- The Indian policymakers have made enormous efforts to kickstart the economic activities after two years of the pandemic-induced restrictions curtailing several sectors from marching ahead. Most hearteningly, many of the crucial sectors are seeing welcome growth and some have already reached pre-pandemic levels cheering the policymakers as well as people associated to strive further. However, there is one sector that has taken a severe beating, and which continues to reel under the ill-effects of successive lockdowns even as the third Covid wave picks up pace exponentially.
PC: Ketto
- Yes, I am referring to the education sector, especially from kindergarten to Grade 12 which has witnessed online and offline pedagogy in commensurate with the Covid waves. The devastating effects of the pandemic on key economic sectors are physically visible. Unfortunately, the humongous psychological, emotional, social, and educational learning loss to the young children for their overall wellbeing and organic growth cannot be quantified. Mind you, the first two Covid waves have resulted in Indian students suffering one of the longest school closures in the world, and now Omicron has again pushed them back into a chaotic patchwork of schools open or closed as per different state regulations.
- Our authorities cite protecting children as their most unbending priority. Do countries who have gone the extra mile to continue physical classes care about their children any less, or about educational outcomes more? All other economic activities are permitted to resume soon after the vaccination drive for eligible picked up pace courtesy sustained dissemination of information and exhortations. Contrarily, under-18 vaccination has been initiated here a year after Israel, nine months after the US, and six months after the UK. It is heartening to see 45% of the 7.4 crore strong cohort of 15-17 years age group have been inoculated within 13 days of opening vaccination.
PC: Healthathomes
- As per the authorities, it will be the turn of the 12-14 age group which is estimated to be similarly numbered at 7.12 crore. Inoculation to this group will commence around February-end or early March only when double-dosing of the first group is completed. Needless to mention, many of the 16.2 crore children aged 5-11 years will be waiting for vaccines well into the second half of 2022 and whose development is most fundamentally impacted by school closures for whom no vaccine is authorized yet. Many states seem equally clueless about tackling the acute schooling poverty of the last two years as well. By now, the authorities should have increased teacher support to reconfiguring syllabi and also amping up learning recovery programmes.

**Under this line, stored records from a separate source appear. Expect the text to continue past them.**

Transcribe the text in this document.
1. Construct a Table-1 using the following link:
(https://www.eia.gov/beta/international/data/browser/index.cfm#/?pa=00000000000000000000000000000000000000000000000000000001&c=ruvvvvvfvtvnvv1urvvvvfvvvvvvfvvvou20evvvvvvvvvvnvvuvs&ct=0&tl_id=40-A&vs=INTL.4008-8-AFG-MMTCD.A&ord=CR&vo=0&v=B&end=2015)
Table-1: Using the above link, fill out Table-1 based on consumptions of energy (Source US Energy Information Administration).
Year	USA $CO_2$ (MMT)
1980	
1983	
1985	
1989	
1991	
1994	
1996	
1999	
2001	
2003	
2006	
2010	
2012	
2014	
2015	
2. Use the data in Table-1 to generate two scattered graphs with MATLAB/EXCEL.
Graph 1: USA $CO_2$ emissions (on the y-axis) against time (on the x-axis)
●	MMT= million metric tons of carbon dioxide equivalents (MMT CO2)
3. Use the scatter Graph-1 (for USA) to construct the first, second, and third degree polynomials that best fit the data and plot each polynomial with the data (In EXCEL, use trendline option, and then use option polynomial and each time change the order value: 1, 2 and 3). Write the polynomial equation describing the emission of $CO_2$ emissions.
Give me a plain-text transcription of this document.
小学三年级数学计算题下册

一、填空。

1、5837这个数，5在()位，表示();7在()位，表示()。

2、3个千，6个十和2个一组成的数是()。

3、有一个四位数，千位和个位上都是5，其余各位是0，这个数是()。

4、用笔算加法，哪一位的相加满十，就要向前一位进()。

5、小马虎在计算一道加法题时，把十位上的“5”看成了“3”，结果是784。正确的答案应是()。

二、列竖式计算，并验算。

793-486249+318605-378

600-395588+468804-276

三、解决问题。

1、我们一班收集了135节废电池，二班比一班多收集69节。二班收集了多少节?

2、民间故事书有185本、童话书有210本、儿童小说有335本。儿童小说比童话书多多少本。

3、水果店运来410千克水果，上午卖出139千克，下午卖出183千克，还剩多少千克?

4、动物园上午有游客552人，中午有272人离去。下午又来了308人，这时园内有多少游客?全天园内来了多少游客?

- Remember, the vaccines are going to be the game-changers as the only means of defense against future variants and waves. Where do we stand vis-à-vis vaccine for these groups? Note that the Covaxin supply is around 6 crore a month, which children have to split with adults’ regular jabs and boosters. Thus, Covaxin alone cannot get our kids jabbed fast enough. Vaccine candidates like Corbevax and Covovax trials are still underway. Most intriguingly, why isn’t ZyCov-D having received emergency use approval for those 12 years and above way back in August is not being pressed into service? No answers are forthcoming. Nonetheless, school-going children should receive vaccination priority akin to adults too. Hope authorities will heed.